In the years that followed, Taylor released 15 albums winning awards and recognitions in the blues community. Taylor became an international recording and touring artist for several record labels and also had his music selected for Hollywood feature films and television shows.

During this time, he also learned about the African roots of the banjo and picked it back up to produce the 2008 album, Recapturing the Banjo, which highlighted several accomplished contemporary Black banjo players and honored the roots of the banjo while taking it in a bold new musical direction.

In recent years, Taylor and his wife Carol created a blues in the schools program called “Writing the Blues” which acknowledges the history of the blues and encourages original songwriting, and in 2019 he was inducted into the Colorado Music Hall of Fame.

Portrait of Otis Taylor taken by Evan Semón

Portrait of Otis Taylor taken by Evan Semón

Significant for CU Boulder

The Otis Taylor collection fits within AMRC’s commitment to collecting Colorado music and showcasing its influence internationally.

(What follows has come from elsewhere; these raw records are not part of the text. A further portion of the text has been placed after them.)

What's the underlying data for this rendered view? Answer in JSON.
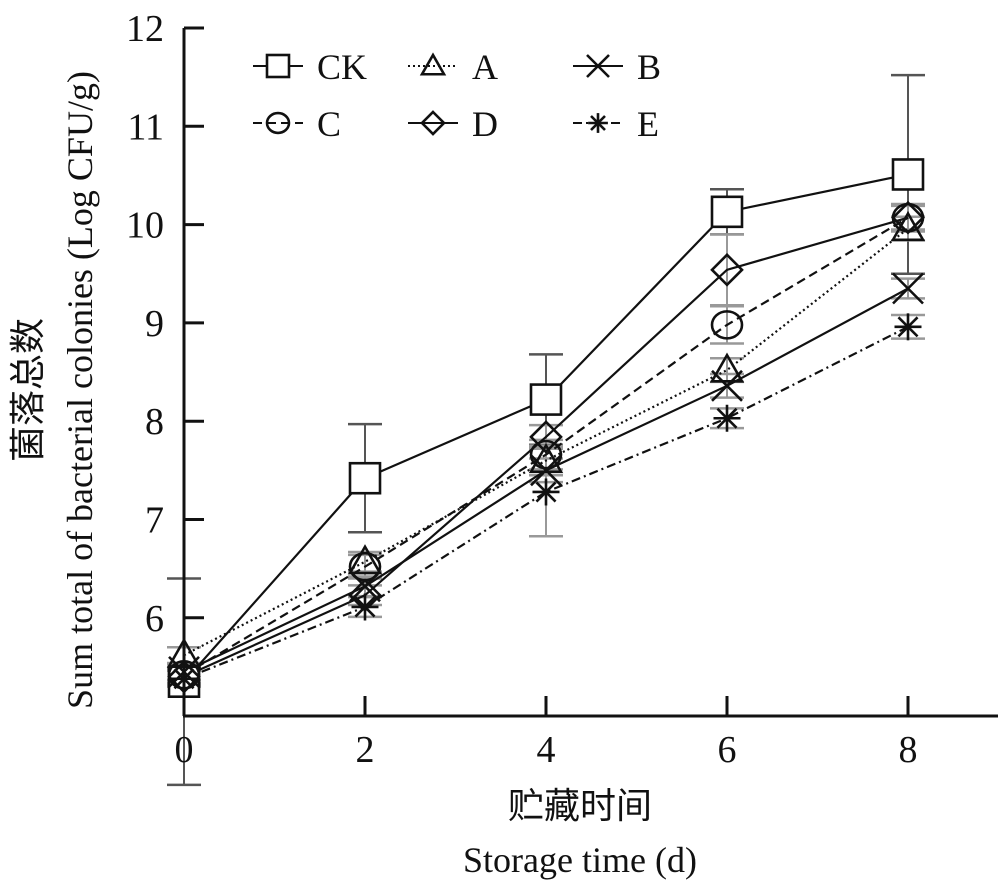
{
  "chart_data": {
    "type": "line",
    "title": "",
    "xlabel_cn": "贮藏时间",
    "xlabel": "Storage time (d)",
    "ylabel_cn": "菌落总数",
    "ylabel": "Sum total of bacterial colonies (Log CFU/g)",
    "x": [
      0,
      2,
      4,
      6,
      8
    ],
    "x_ticks": [
      "0",
      "2",
      "4",
      "6",
      "8"
    ],
    "y_ticks": [
      "6",
      "7",
      "8",
      "9",
      "10",
      "11",
      "12"
    ],
    "xlim": [
      0,
      9
    ],
    "ylim": [
      5,
      12
    ],
    "grid": false,
    "legend_position": "top-left",
    "series": [
      {
        "name": "CK",
        "marker": "square",
        "linestyle": "solid",
        "values": [
          5.35,
          7.42,
          8.22,
          10.13,
          10.51
        ],
        "errors": [
          1.05,
          0.55,
          0.46,
          0.23,
          1.01
        ]
      },
      {
        "name": "A",
        "marker": "triangle",
        "linestyle": "dotted",
        "values": [
          5.62,
          6.57,
          7.6,
          8.52,
          9.96
        ],
        "errors": [
          0.08,
          0.1,
          0.15,
          0.12,
          0.12
        ]
      },
      {
        "name": "B",
        "marker": "x",
        "linestyle": "solid",
        "values": [
          5.45,
          6.32,
          7.5,
          8.36,
          9.35
        ],
        "errors": [
          0.08,
          0.1,
          0.12,
          0.12,
          0.1
        ]
      },
      {
        "name": "C",
        "marker": "circle",
        "linestyle": "dashed",
        "values": [
          5.42,
          6.52,
          7.66,
          8.98,
          10.07
        ],
        "errors": [
          0.08,
          0.12,
          0.15,
          0.19,
          0.14
        ]
      },
      {
        "name": "D",
        "marker": "diamond",
        "linestyle": "solid",
        "values": [
          5.4,
          6.23,
          7.84,
          9.54,
          10.07
        ],
        "errors": [
          0.08,
          0.1,
          0.12,
          0.36,
          0.12
        ]
      },
      {
        "name": "E",
        "marker": "star",
        "linestyle": "dashdot",
        "values": [
          5.38,
          6.11,
          7.28,
          8.03,
          8.96
        ],
        "errors": [
          0.08,
          0.1,
          0.45,
          0.1,
          0.12
        ]
      }
    ]
  }
}
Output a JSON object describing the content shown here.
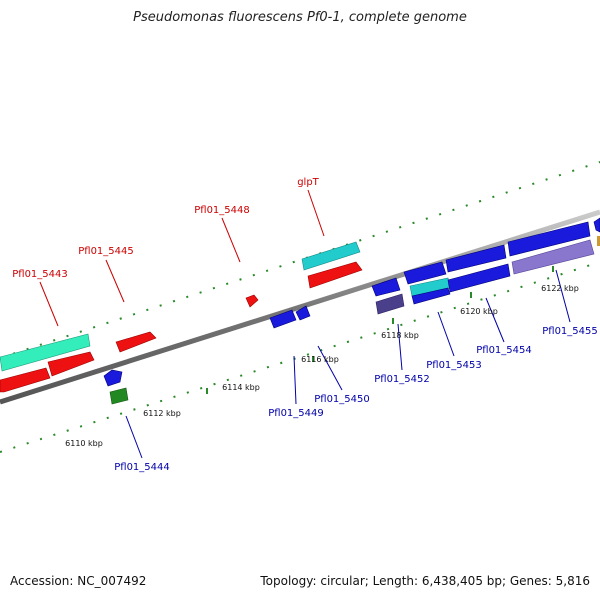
{
  "title": "Pseudomonas fluorescens Pf0-1, complete genome",
  "footer": {
    "accession": "Accession: NC_007492",
    "stats": "Topology: circular; Length: 6,438,405 bp; Genes: 5,816"
  },
  "colors": {
    "forward_label": "#cc0000",
    "reverse_label": "#0000aa",
    "backbone": "#888888",
    "ticks": "#228822",
    "red_gene": "#ee1111",
    "blue_gene": "#1a1add",
    "cyan_gene": "#22cccc",
    "aquamarine_gene": "#33eebb",
    "green_gene": "#228822",
    "slate_gene": "#4a3f8a",
    "lavender_gene": "#8877cc"
  },
  "kbp_labels": [
    "6110 kbp",
    "6112 kbp",
    "6114 kbp",
    "6116 kbp",
    "6118 kbp",
    "6120 kbp",
    "6122 kbp"
  ],
  "gene_labels": {
    "forward": [
      "Pfl01_5443",
      "Pfl01_5445",
      "Pfl01_5448",
      "glpT"
    ],
    "reverse": [
      "Pfl01_5444",
      "Pfl01_5449",
      "Pfl01_5450",
      "Pfl01_5452",
      "Pfl01_5453",
      "Pfl01_5454",
      "Pfl01_5455"
    ]
  }
}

“I’m honored that my musical legacy is being added to the American Music Research Center’s archival collections in RaD,” said Taylor. “After several meaningful collaborations with the AMRC in recent years, I know my collection is in good hands. My hope is that future students and scholars will continue to learn about the evolution of American blues and its significance in world music.”

The collection is also the AMRC’s first major acquisition since they partnered with RaD in 2023 to establish a new collection development policy that prioritizes acquiring materials reflective of the expansive history and creative output of underrepresented historic and contemporary American composers, dancers and performers, as well as music histories outside the mainland United States.

“Otis Taylor has regaled me with stories about the blues rock tradition for many years,” said Reiland Rabaka, founder and director of the Center for African & African American Studies. “I have been regularly blown away by Mr. Taylor reminiscing about jamming with Jimi Hendrix, Taj Mahal, Buddy Guy, Bruce Springsteen, Vernon Reid, and Elvis Costello, among others. His genre-defying music is steeped in both tradition and innovation because it emerges at the intersection where blues, folk, gospel, rhythm & blues, and rock & roll meet and mash-up. Taylor's blues is simultaneously ancient and Afrofuturist, classic and contemporary, and it transcends today and provides a soundtrack for the beauty and ugly of tomorrow. I am absolutely overjoyed that CU’s American Music Research Center will house the Otis Taylor collection and preserve his important musical life and legacy for generations to come.”

Seeing the collection

RaD and AMRC completed the acquisition of the Otis Taylor collection in fall 2023, and RaD archivists are currently working to inventory the collection materials, with the goal to open the collection to researchers in fall 2024. The collection will remain closed to research until that time.